Sessions
GOTO Chicago 2017

Monday May 1
16:45 –
17:35
St. Gallen 3

Localization with NLP: Global Empire-Building for Fun & Profit

Slides:


In order to establish a user base across the globe, a product needs to support a variety of locales. The challenge with supporting multiple locales is the maintenance and generation of localized strings, which are deeply integrated into many facets of a product. To address these challenges at Qordoba, we’re using highly scalable technologies and natural language processing (NLP) to automate the process. Specifically, we need to generate high-quality translations in many different languages and make them available in real-time across platforms, e.g. mobile, print, and web. The combination of various open source tools provides structure for a scalable localization platform with machine learning at its core.

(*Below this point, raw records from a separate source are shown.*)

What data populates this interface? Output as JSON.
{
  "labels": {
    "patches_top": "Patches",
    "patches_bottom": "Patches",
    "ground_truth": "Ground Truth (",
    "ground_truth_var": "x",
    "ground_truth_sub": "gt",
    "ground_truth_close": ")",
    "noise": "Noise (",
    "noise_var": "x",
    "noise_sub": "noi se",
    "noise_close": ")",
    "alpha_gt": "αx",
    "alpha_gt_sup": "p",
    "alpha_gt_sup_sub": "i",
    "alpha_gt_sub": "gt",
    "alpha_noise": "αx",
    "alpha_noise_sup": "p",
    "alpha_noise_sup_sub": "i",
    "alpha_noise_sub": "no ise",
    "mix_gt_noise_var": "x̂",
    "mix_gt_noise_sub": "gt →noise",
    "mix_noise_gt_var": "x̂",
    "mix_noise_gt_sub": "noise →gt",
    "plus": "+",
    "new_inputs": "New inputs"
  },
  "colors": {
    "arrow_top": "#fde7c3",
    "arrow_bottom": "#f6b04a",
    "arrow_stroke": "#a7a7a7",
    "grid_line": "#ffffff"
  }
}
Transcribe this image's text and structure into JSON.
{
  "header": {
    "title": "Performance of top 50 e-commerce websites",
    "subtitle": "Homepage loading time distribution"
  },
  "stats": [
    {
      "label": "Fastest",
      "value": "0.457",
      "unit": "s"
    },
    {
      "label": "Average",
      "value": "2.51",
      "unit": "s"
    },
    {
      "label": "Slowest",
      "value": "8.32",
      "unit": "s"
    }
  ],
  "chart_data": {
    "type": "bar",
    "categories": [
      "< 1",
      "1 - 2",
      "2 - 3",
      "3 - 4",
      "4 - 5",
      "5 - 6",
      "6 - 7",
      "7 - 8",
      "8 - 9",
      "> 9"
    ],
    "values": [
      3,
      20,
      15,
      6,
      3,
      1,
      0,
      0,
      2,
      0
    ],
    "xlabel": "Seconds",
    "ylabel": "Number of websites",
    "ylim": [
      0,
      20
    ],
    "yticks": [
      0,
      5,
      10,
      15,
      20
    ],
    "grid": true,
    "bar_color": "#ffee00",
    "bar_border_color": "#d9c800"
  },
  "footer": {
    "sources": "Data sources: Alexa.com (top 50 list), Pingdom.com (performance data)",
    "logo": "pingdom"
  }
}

In this talk, we describe the techniques we’re using to provide:

  • Continuous deployment of localized strings
  • Live syncing across platforms (mobile, web, photoshop, sketch, help desk, etc.)
  • Content generation for any locale
  • Emotional response

We will also share our architecture for handling billions of localized strings in many different languages. We talk about our use of:

  • Scala and Akka as an orchestration layer
  • Apache Cassandra and MariaDB as a storage layer
  • Apache Spark, Apache PredictionIO (incubating), Apache HBase, and ElasticSearch for natural language processing
  • Apache Kafka as a message bus for reporting, billing, & notifications
  • Docker, Marathon, & Apache Mesos for containerized deployment

We present our natural language processing (NLP) techniques in the context of a platform that makes it feasible to build products that feel native to every user, regardless of language.